Reconstructing Kernel-based Machine Learning Force Fields with Super-linear Convergence

TL;DR

This paper introduces a new approach to improve the scalability of kernel-based machine learning force fields in quantum chemistry by using Nyström-type methods for efficient preconditioning, enabling super-linear convergence.

Contribution

It proposes a novel class of Nyström-based preconditioners that enhance the convergence and scalability of kernel machine training for force field reconstruction.

Findings

Nyström methods effectively approximate the kernel spectrum.

Preconditioners improve convergence rates significantly.
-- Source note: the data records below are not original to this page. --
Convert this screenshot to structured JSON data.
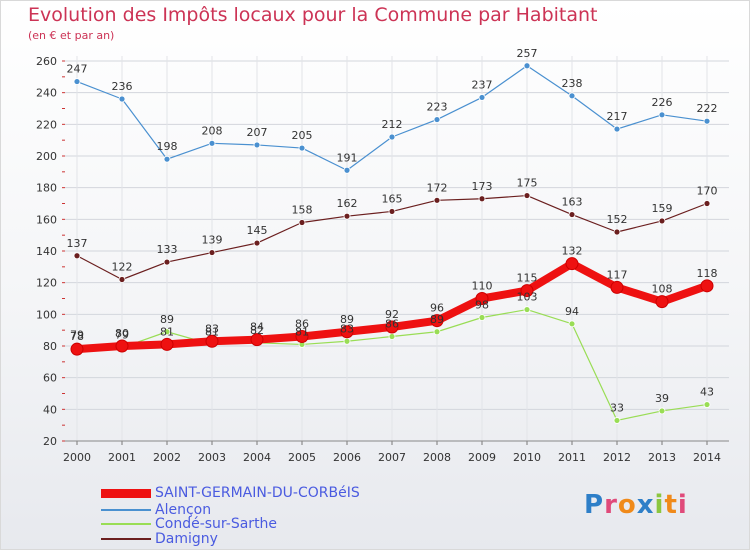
{
  "title": "Evolution des Impôts locaux pour la Commune par Habitant",
  "subtitle": "(en € et par an)",
  "logo": {
    "text": "Proxiti",
    "letters": [
      {
        "ch": "P",
        "color": "#2e7fc8"
      },
      {
        "ch": "r",
        "color": "#e04a7a"
      },
      {
        "ch": "o",
        "color": "#f08a1a"
      },
      {
        "ch": "x",
        "color": "#2e7fc8"
      },
      {
        "ch": "i",
        "color": "#8cc63f"
      },
      {
        "ch": "t",
        "color": "#f08a1a"
      },
      {
        "ch": "i",
        "color": "#e04a7a"
      }
    ]
  },
  "chart_data": {
    "type": "line",
    "title": "Evolution des Impôts locaux pour la Commune par Habitant",
    "subtitle": "(en € et par an)",
    "xlabel": "",
    "ylabel": "",
    "ylim": [
      20,
      260
    ],
    "yticks": [
      20,
      40,
      60,
      80,
      100,
      120,
      140,
      160,
      180,
      200,
      220,
      240,
      260
    ],
    "grid": true,
    "legend_position": "bottom-left",
    "x": [
      "2000",
      "2001",
      "2002",
      "2003",
      "2004",
      "2005",
      "2006",
      "2007",
      "2008",
      "2009",
      "2010",
      "2011",
      "2012",
      "2013",
      "2014"
    ],
    "series": [
      {
        "name": "SAINT-GERMAIN-DU-CORBéIS",
        "color": "#ee1111",
        "line_width": 8,
        "marker_radius": 6,
        "values": [
          78,
          80,
          81,
          83,
          84,
          86,
          89,
          92,
          96,
          110,
          115,
          132,
          117,
          108,
          118
        ],
        "labels": [
          "78",
          "80",
          "81",
          "83",
          "84",
          "86",
          "89",
          "92",
          "96",
          "110",
          "115",
          "132",
          "117",
          "108",
          "118"
        ]
      },
      {
        "name": "Alençon",
        "color": "#4a90d0",
        "line_width": 1.2,
        "marker_radius": 3,
        "values": [
          247,
          236,
          198,
          208,
          207,
          205,
          191,
          212,
          223,
          237,
          257,
          238,
          217,
          226,
          222
        ],
        "labels": [
          "247",
          "236",
          "198",
          "208",
          "207",
          "205",
          "191",
          "212",
          "223",
          "237",
          "257",
          "238",
          "217",
          "226",
          "222"
        ]
      },
      {
        "name": "Condé-sur-Sarthe",
        "color": "#99dd55",
        "line_width": 1.2,
        "marker_radius": 3,
        "values": [
          79,
          79,
          89,
          81,
          82,
          81,
          83,
          86,
          89,
          98,
          103,
          94,
          33,
          39,
          43
        ],
        "labels": [
          "79",
          "79",
          "89",
          "81",
          "82",
          "81",
          "83",
          "86",
          "89",
          "98",
          "103",
          "94",
          "33",
          "39",
          "43"
        ]
      },
      {
        "name": "Damigny",
        "color": "#6b1f1f",
        "line_width": 1.2,
        "marker_radius": 3,
        "values": [
          137,
          122,
          133,
          139,
          145,
          158,
          162,
          165,
          172,
          173,
          175,
          163,
          152,
          159,
          170
        ],
        "labels": [
          "137",
          "122",
          "133",
          "139",
          "145",
          "158",
          "162",
          "165",
          "172",
          "173",
          "175",
          "163",
          "152",
          "159",
          "170"
        ]
      }
    ]
  }
}
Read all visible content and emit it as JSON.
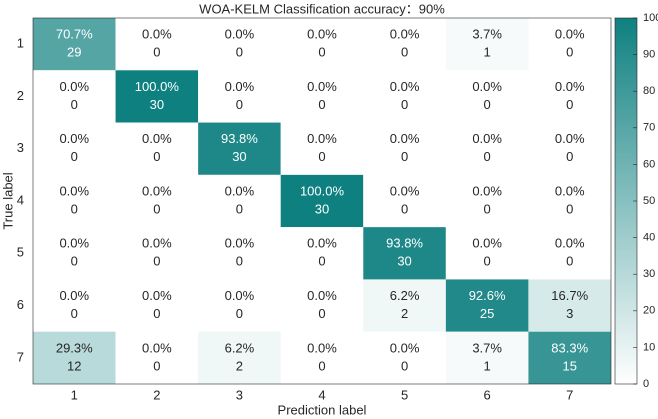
{
  "chart_data": {
    "type": "heatmap",
    "title": "WOA-KELM Classification accuracy：90%",
    "x_label": "Prediction label",
    "y_label": "True label",
    "x_categories": [
      "1",
      "2",
      "3",
      "4",
      "5",
      "6",
      "7"
    ],
    "y_categories": [
      "1",
      "2",
      "3",
      "4",
      "5",
      "6",
      "7"
    ],
    "values": [
      [
        70.7,
        0,
        0,
        0,
        0,
        3.7,
        0
      ],
      [
        0,
        100,
        0,
        0,
        0,
        0,
        0
      ],
      [
        0,
        0,
        93.8,
        0,
        0,
        0,
        0
      ],
      [
        0,
        0,
        0,
        100,
        0,
        0,
        0
      ],
      [
        0,
        0,
        0,
        0,
        93.8,
        0,
        0
      ],
      [
        0,
        0,
        0,
        0,
        6.2,
        92.6,
        16.7
      ],
      [
        29.3,
        0,
        6.2,
        0,
        0,
        3.7,
        83.3
      ]
    ],
    "value_labels": [
      [
        "70.7%",
        "0.0%",
        "0.0%",
        "0.0%",
        "0.0%",
        "3.7%",
        "0.0%"
      ],
      [
        "0.0%",
        "100.0%",
        "0.0%",
        "0.0%",
        "0.0%",
        "0.0%",
        "0.0%"
      ],
      [
        "0.0%",
        "0.0%",
        "93.8%",
        "0.0%",
        "0.0%",
        "0.0%",
        "0.0%"
      ],
      [
        "0.0%",
        "0.0%",
        "0.0%",
        "100.0%",
        "0.0%",
        "0.0%",
        "0.0%"
      ],
      [
        "0.0%",
        "0.0%",
        "0.0%",
        "0.0%",
        "93.8%",
        "0.0%",
        "0.0%"
      ],
      [
        "0.0%",
        "0.0%",
        "0.0%",
        "0.0%",
        "6.2%",
        "92.6%",
        "16.7%"
      ],
      [
        "29.3%",
        "0.0%",
        "6.2%",
        "0.0%",
        "0.0%",
        "3.7%",
        "83.3%"
      ]
    ],
    "counts": [
      [
        29,
        0,
        0,
        0,
        0,
        1,
        0
      ],
      [
        0,
        30,
        0,
        0,
        0,
        0,
        0
      ],
      [
        0,
        0,
        30,
        0,
        0,
        0,
        0
      ],
      [
        0,
        0,
        0,
        30,
        0,
        0,
        0
      ],
      [
        0,
        0,
        0,
        0,
        30,
        0,
        0
      ],
      [
        0,
        0,
        0,
        0,
        2,
        25,
        3
      ],
      [
        12,
        0,
        2,
        0,
        0,
        1,
        15
      ]
    ],
    "colormap": [
      "#ffffff",
      "#0f8080"
    ],
    "clim": [
      0,
      100
    ],
    "cticks": [
      0,
      10,
      20,
      30,
      40,
      50,
      60,
      70,
      80,
      90,
      100
    ]
  }
}
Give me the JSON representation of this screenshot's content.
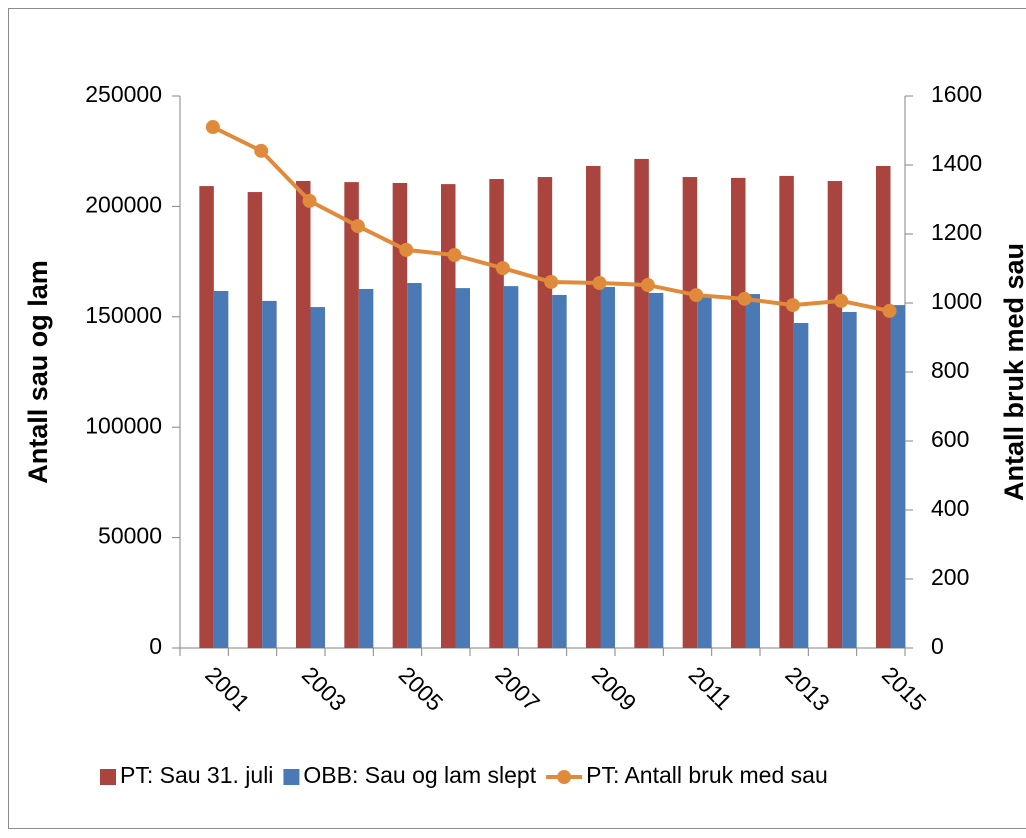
{
  "chart_data": {
    "type": "bar-line",
    "categories": [
      "2001",
      null,
      "2003",
      null,
      "2005",
      null,
      "2007",
      null,
      "2009",
      null,
      "2011",
      null,
      "2013",
      null,
      "2015"
    ],
    "y_label": "Antall sau og lam",
    "y2_label": "Antall bruk med sau",
    "ylim": [
      0,
      250000
    ],
    "yticks": [
      0,
      50000,
      100000,
      150000,
      200000,
      250000
    ],
    "y2lim": [
      0,
      1600
    ],
    "y2ticks": [
      0,
      200,
      400,
      600,
      800,
      1000,
      1200,
      1400,
      1600
    ],
    "series": [
      {
        "name": "PT: Sau 31. juli",
        "type": "bar",
        "color": "#a9443f",
        "values": [
          209200,
          206500,
          211500,
          211000,
          210600,
          210100,
          212400,
          213300,
          218300,
          221500,
          213300,
          212900,
          213800,
          211500,
          218300
        ]
      },
      {
        "name": "OBB: Sau og lam slept",
        "type": "bar",
        "color": "#4a7ab5",
        "values": [
          161700,
          157200,
          154400,
          162600,
          165300,
          163000,
          163900,
          159900,
          163500,
          160800,
          159400,
          160300,
          147200,
          152200,
          155300
        ]
      },
      {
        "name": "PT: Antall bruk med sau",
        "type": "line",
        "axis": "y2",
        "color": "#e08a3b",
        "values": [
          1510,
          1441,
          1296,
          1223,
          1154,
          1139,
          1101,
          1061,
          1058,
          1052,
          1023,
          1012,
          994,
          1006,
          977
        ]
      }
    ]
  }
}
Scalability is enhanced for large datasets.

Abstract

Kernel machines have sustained continuous progress in the field of quantum chemistry. In particular, they have proven to be successful in the low-data regime of force field reconstruction. This is because many equivariances and invariances due to physical symmetries can be incorporated into the kernel function to compensate for much larger datasets. So far, the scalability of kernel machines has however been hindered by its quadratic memory and cubical runtime complexity in the number of training points. While it is known, that iterative Krylov subspace solvers can overcome these burdens, their convergence crucially relies on effective preconditioners, which are elusive in practice. Effective preconditioners need to partially pre-solve the learning problem in a computationally cheap and numerically robust manner. Here, we consider the broad class of Nystr\"om-type methods to construct preconditioners based on successively more sophisticated low-rank approximations of the original kernel matrix, each of which provides a different set of computational trade-offs. All considered methods aim to identify a representative subset of inducing (kernel) columns to approximate the dominant kernel spectrum.